Social Security's finances face regular scrutiny because the trust funds that support the massive retirement and disability program are projected to run out of money by 2036, unless Congress acts to shore up the program. At that point, Social Security would collect enough in payroll taxes to pay about 75 percent of benefits.
Social Security administers the Supplemental Security Income program, but it is financed separately, by the government's general revenues. Reducing overpayments by SSI could save taxpayers billions, but it would not affect the finances of the larger retirement and disability programs.
About 99.5 percent of all retirement and disability payments were accurate in 2009, O'Carroll said.
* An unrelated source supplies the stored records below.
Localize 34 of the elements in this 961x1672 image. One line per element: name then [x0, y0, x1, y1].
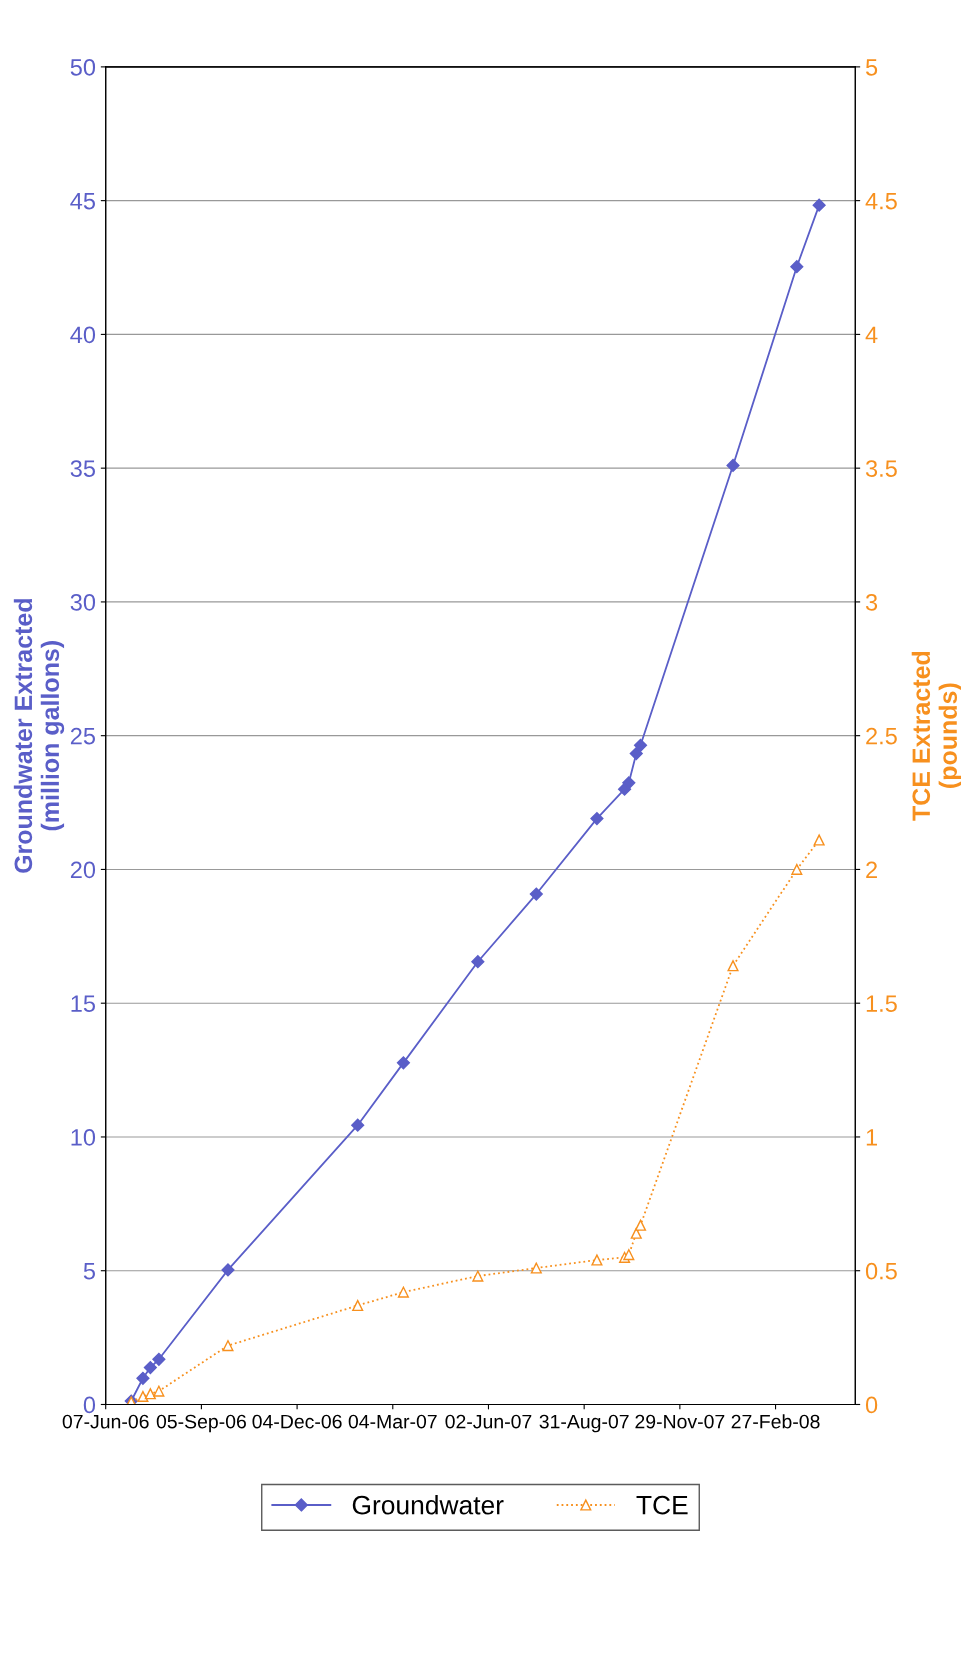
- y-tick-label: 40: [70, 326, 96, 344]
- y2-tick-label: 1.5: [866, 995, 897, 1012]
- y-axis-title: Groundwater Extracted (million gallons): [13, 599, 65, 873]
- x-tick-label: 05-Sep-06: [156, 1414, 246, 1433]
- legend-label: Groundwater: [352, 1495, 504, 1515]
- x-tick-label: 04-Dec-06: [252, 1414, 342, 1429]
- y2-tick-label: 1: [866, 1129, 877, 1146]
- x-tick-label: 27-Feb-08: [731, 1414, 820, 1429]
- y2-tick-label: 4: [865, 326, 878, 343]
- y2-tick-label: 3: [865, 593, 878, 611]
- y2-tick-label: 4.5: [865, 192, 897, 210]
- x-tick-label: 31-Aug-07: [539, 1414, 629, 1433]
- y-tick-label: 5: [83, 1263, 95, 1280]
- y-tick-label: 25: [70, 727, 95, 745]
- x-tick-label: 07-Jun-06: [62, 1414, 149, 1429]
- y-tick-label: 30: [70, 593, 96, 611]
- y-tick-label: 45: [70, 192, 95, 210]
- y2-tick-label: 0.5: [865, 1262, 897, 1280]
- x-tick-label: 04-Mar-07: [348, 1414, 437, 1429]
- y-tick-label: 20: [70, 861, 96, 879]
- x-tick-label: 29-Nov-07: [635, 1414, 725, 1429]
- legend-label: TCE: [636, 1495, 688, 1515]
- y-tick-label: 0: [83, 1396, 96, 1414]
- y-tick-label: 15: [71, 995, 95, 1012]
- y2-tick-label: 2: [866, 861, 877, 878]
- y-tick-label: 50: [70, 58, 96, 76]
- y2-tick-label: 5: [865, 59, 878, 76]
- y2-tick-label: 0: [865, 1396, 878, 1414]
- y2-tick-label: 3.5: [865, 460, 897, 477]
- x-tick-label: 02-Jun-07: [445, 1414, 532, 1429]
- y2-tick-label: 2.5: [866, 727, 897, 745]
- y-tick-label: 10: [71, 1129, 96, 1146]
- y2-axis-title: TCE Extracted (pounds): [911, 651, 961, 821]
- y-tick-label: 35: [70, 460, 95, 477]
In all, the agency made $660 billion in retirement, survivor and disability payments in 2009, including an estimated $2.5 billion in overpayments and $600 million in underpayments, O'Carroll said.
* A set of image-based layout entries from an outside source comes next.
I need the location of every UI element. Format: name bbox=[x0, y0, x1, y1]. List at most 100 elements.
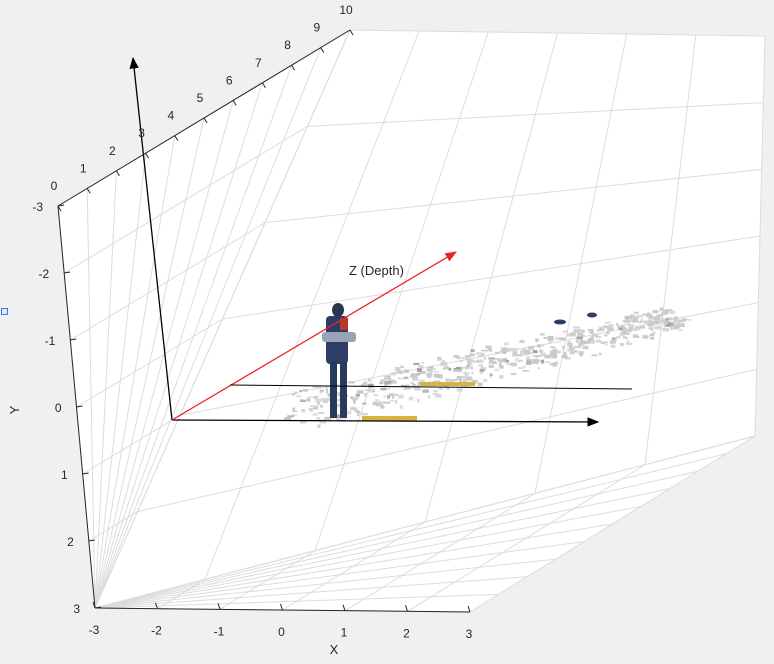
cloud-point bbox=[498, 363, 502, 367]
cloud-point bbox=[394, 367, 401, 371]
cloud-point bbox=[565, 357, 571, 360]
grid-line bbox=[94, 593, 499, 609]
cloud-point bbox=[443, 365, 449, 369]
z-tick-mark bbox=[115, 170, 120, 177]
cloud-point bbox=[400, 365, 404, 369]
cloud-point bbox=[528, 346, 534, 351]
cloud-point bbox=[356, 390, 364, 394]
cloud-point bbox=[432, 393, 439, 395]
cloud-point bbox=[380, 387, 387, 391]
cloud-point bbox=[581, 330, 585, 333]
cloud-point bbox=[361, 412, 368, 416]
cloud-point bbox=[417, 368, 422, 372]
cloud-point bbox=[403, 388, 407, 391]
grid-line bbox=[94, 453, 727, 609]
cloud-point bbox=[327, 393, 330, 397]
grid-line bbox=[349, 29, 766, 37]
cloud-point bbox=[549, 341, 552, 344]
cloud-point bbox=[483, 378, 488, 383]
cloud-point bbox=[291, 393, 296, 396]
z-tick-mark bbox=[320, 47, 325, 53]
cloud-point bbox=[394, 400, 398, 404]
cloud-point bbox=[480, 364, 483, 367]
cloud-point bbox=[628, 315, 635, 319]
cloud-point bbox=[306, 397, 310, 401]
cloud-point bbox=[569, 351, 575, 355]
axes-toolbar-marker[interactable] bbox=[1, 308, 8, 315]
cloud-point bbox=[397, 394, 404, 399]
cloud-point bbox=[351, 396, 358, 401]
cloud-point bbox=[523, 365, 526, 368]
cloud-point bbox=[391, 371, 397, 376]
cloud-point bbox=[522, 370, 530, 372]
coordinate-arrows bbox=[129, 56, 633, 427]
cloud-point bbox=[387, 378, 391, 383]
cloud-point bbox=[632, 334, 639, 337]
y-tick-mark bbox=[57, 204, 65, 207]
cloud-point bbox=[389, 379, 394, 383]
grid-line bbox=[94, 488, 670, 609]
cloud-point bbox=[335, 414, 341, 418]
cloud-point bbox=[570, 347, 575, 351]
z-tick-label: 6 bbox=[226, 73, 233, 87]
cloud-point bbox=[489, 359, 493, 363]
cloud-point bbox=[296, 395, 302, 397]
cloud-point bbox=[568, 345, 573, 349]
grid-line bbox=[307, 102, 764, 127]
cloud-point bbox=[655, 321, 659, 324]
cloud-point bbox=[404, 386, 412, 390]
cloud-point bbox=[520, 350, 523, 354]
cloud-point bbox=[456, 366, 462, 371]
grid-line bbox=[94, 47, 322, 609]
x-tick-mark bbox=[280, 603, 283, 611]
cloud-point bbox=[649, 336, 655, 340]
cloud-point bbox=[609, 324, 614, 326]
cloud-point bbox=[308, 407, 314, 411]
cloud-point bbox=[481, 366, 484, 370]
cloud-point bbox=[421, 361, 424, 364]
cloud-point bbox=[308, 396, 315, 398]
cloud-point bbox=[466, 376, 473, 379]
cloud-point bbox=[606, 330, 610, 335]
grid-line bbox=[94, 576, 528, 609]
cloud-point bbox=[617, 325, 622, 330]
cloud-point bbox=[600, 342, 605, 344]
cloud-point bbox=[412, 377, 419, 381]
cloud-point bbox=[642, 334, 648, 339]
plane-xy-back bbox=[95, 30, 765, 608]
cloud-point bbox=[591, 333, 599, 337]
z-tick-label: 10 bbox=[339, 3, 353, 17]
grid-line bbox=[94, 170, 117, 609]
grid-line bbox=[264, 168, 762, 224]
cloud-point bbox=[648, 324, 651, 328]
cloud-point bbox=[397, 377, 402, 380]
cloud-point bbox=[604, 321, 611, 324]
z-tick-mark bbox=[261, 82, 266, 89]
cloud-point bbox=[665, 324, 671, 327]
cloud-point bbox=[388, 387, 391, 390]
cloud-point bbox=[662, 320, 667, 325]
cloud-point bbox=[411, 382, 414, 385]
cloud-point bbox=[488, 362, 494, 364]
grid-lines bbox=[57, 29, 766, 613]
cloud-point bbox=[480, 352, 485, 356]
cloud-point bbox=[525, 349, 529, 354]
cloud-point bbox=[499, 350, 506, 353]
cloud-point bbox=[364, 392, 367, 397]
cloud-point bbox=[573, 329, 581, 333]
cloud-point bbox=[624, 315, 632, 320]
cloud-point bbox=[576, 336, 583, 339]
cloud-point bbox=[495, 351, 500, 355]
cloud-point bbox=[302, 389, 308, 392]
cloud-point bbox=[531, 345, 535, 348]
cloud-point bbox=[350, 406, 356, 410]
cloud-point bbox=[563, 351, 567, 356]
cloud-point bbox=[427, 376, 431, 379]
grid-line bbox=[94, 65, 293, 609]
cloud-point bbox=[363, 381, 368, 385]
grid-line bbox=[94, 505, 642, 609]
cloud-point bbox=[502, 348, 509, 352]
cloud-point bbox=[609, 327, 612, 329]
z-tick-label: 1 bbox=[80, 161, 87, 175]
"While we are justifiably proud of our consistently high accuracy rate for (retirement, survivors and disability) payments, we recognize our responsibility to maintain and improve our performance," Colvin said.
She said policing the Supplemental Security Income program is more difficult because benefits can change each month based on changes in income and living arrangements. To qualify for the program, beneficiaries must be 65 or older, blind or disabled, and have very limited resources.
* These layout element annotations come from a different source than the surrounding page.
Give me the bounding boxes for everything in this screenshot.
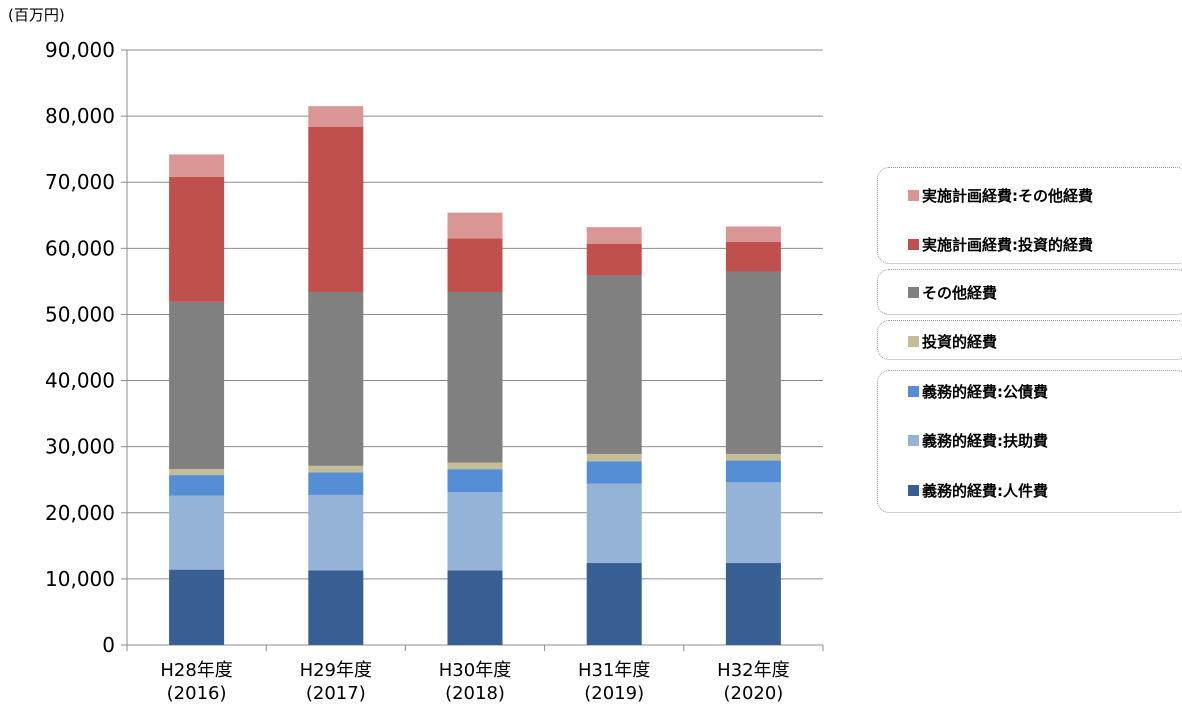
bar-segment (169, 301, 225, 470)
y-tick-label: 70,000 (45, 170, 115, 194)
bar-segment (308, 472, 364, 495)
legend-label: 義務的経費:扶助費 (922, 431, 1048, 450)
y-tick-label: 80,000 (45, 104, 115, 128)
legend-swatch (908, 484, 919, 496)
bar-segment (586, 461, 642, 484)
legend-label: 義務的経費:公債費 (922, 382, 1048, 401)
bar-segment (308, 570, 364, 645)
bar-segment (447, 238, 503, 292)
bar-segment (308, 494, 364, 571)
legend-item: 義務的経費:公債費 (908, 381, 1048, 401)
legend-item: 義務的経費:人件費 (908, 480, 1048, 500)
bar-segment (308, 126, 364, 292)
legend-item: その他経費 (908, 282, 997, 302)
y-tick-label: 10,000 (45, 567, 115, 591)
legend-label: その他経費 (922, 283, 998, 302)
legend-swatch (908, 189, 919, 201)
legend-label: 義務的経費:人件費 (922, 481, 1048, 500)
bar-segment (169, 569, 225, 645)
bar-segment (308, 291, 364, 466)
bar-segment (447, 570, 503, 645)
x-tick-label: H28年度 (160, 660, 232, 681)
y-tick-label: 30,000 (45, 435, 115, 459)
y-tick-label: 40,000 (45, 369, 115, 393)
bar-segment (308, 465, 364, 473)
x-tick-label: (2020) (723, 683, 783, 704)
bar-segment (586, 227, 642, 244)
x-tick-label: (2018) (445, 683, 505, 704)
bar-segment (447, 469, 503, 493)
bar-segment (725, 482, 781, 564)
bar-segment (308, 106, 364, 127)
bar-segment (447, 291, 503, 463)
y-tick-label: 60,000 (45, 236, 115, 260)
legend-item: 実施計画経費:その他経費 (908, 185, 1093, 205)
legend-group: 投資的経費 (877, 320, 1182, 360)
x-tick-label: H31年度 (578, 660, 650, 681)
bar-segment (725, 226, 781, 242)
bar-segment (169, 495, 225, 570)
legend-swatch (908, 434, 919, 446)
legend-swatch (908, 335, 919, 347)
legend-swatch (908, 286, 919, 298)
y-axis-unit-label: (百万円) (8, 6, 65, 24)
x-tick-label: (2016) (167, 683, 227, 704)
x-tick-label: H32年度 (717, 660, 789, 681)
bar-segment (725, 271, 781, 454)
bar-segment (169, 475, 225, 496)
bar-segment (447, 212, 503, 239)
x-tick-label: (2019) (584, 683, 644, 704)
bar-segment (586, 483, 642, 564)
legend-swatch (908, 385, 919, 397)
bar-segment (169, 154, 225, 177)
y-tick-label: 50,000 (45, 302, 115, 326)
legend-label: 実施計画経費:投資的経費 (922, 235, 1093, 254)
legend-swatch (908, 238, 919, 250)
bar-segment (169, 469, 225, 476)
bar-segment (447, 462, 503, 470)
y-tick-label: 20,000 (45, 501, 115, 525)
legend-item: 義務的経費:扶助費 (908, 430, 1048, 450)
y-tick-label: 90,000 (45, 38, 115, 62)
x-tick-label: H29年度 (300, 660, 372, 681)
legend-group: 義務的経費:公債費 義務的経費:扶助費 義務的経費:人件費 (877, 370, 1182, 513)
legend-group: 実施計画経費:その他経費 実施計画経費:投資的経費 (877, 167, 1182, 264)
legend-item: 実施計画経費:投資的経費 (908, 234, 1093, 254)
legend-label: 投資的経費 (922, 332, 998, 351)
bar-segment (169, 176, 225, 302)
bar-segment (586, 243, 642, 276)
bar-segment (586, 275, 642, 454)
x-tick-label: H30年度 (439, 660, 511, 681)
legend-group: その他経費 (877, 269, 1182, 315)
bar-segment (586, 563, 642, 645)
bar-segment (725, 241, 781, 272)
bar-segment (725, 453, 781, 461)
bar-segment (447, 492, 503, 571)
bar-segment (725, 460, 781, 483)
bar-segment (725, 563, 781, 645)
legend-item: 投資的経費 (908, 331, 997, 351)
bar-segment (586, 453, 642, 462)
x-tick-label: (2017) (306, 683, 366, 704)
y-tick-label: 0 (102, 633, 115, 657)
legend-label: 実施計画経費:その他経費 (922, 186, 1093, 205)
Couples can own a maximum of $3,000 in assets, including cash, stock, second vehicles and personal property. Homes and primary vehicles are excluded.
In 2009, the Supplemental Security Income program made payments totaling $48.3 billion, including an estimated $4 billion in overpayments and $800 million in underpayments.
O'Carroll said most of the overpayments went to people who didn't report all the property they owned.
Democrats complained that the agency's efforts to reduce overpayments are not adequately funded.
"My colleagues seem to be ignoring the elephant in the room _ you get what you pay for," said Rep. Xavier Becerra of California, the top Democrat on the House Ways and Means subcommittee on Social Security. "Today's hearing should really be about examining the reckless and indiscriminate cuts imposed on Social Security's operations which, the evidence shows, could lead to less precision and efficiency in processing claims and benefits for seniors and the disabled."
The current budget for all federal agencies was negotiated by Obama and leaders from both parties in Congress, though many Democrats have been critical of some cuts.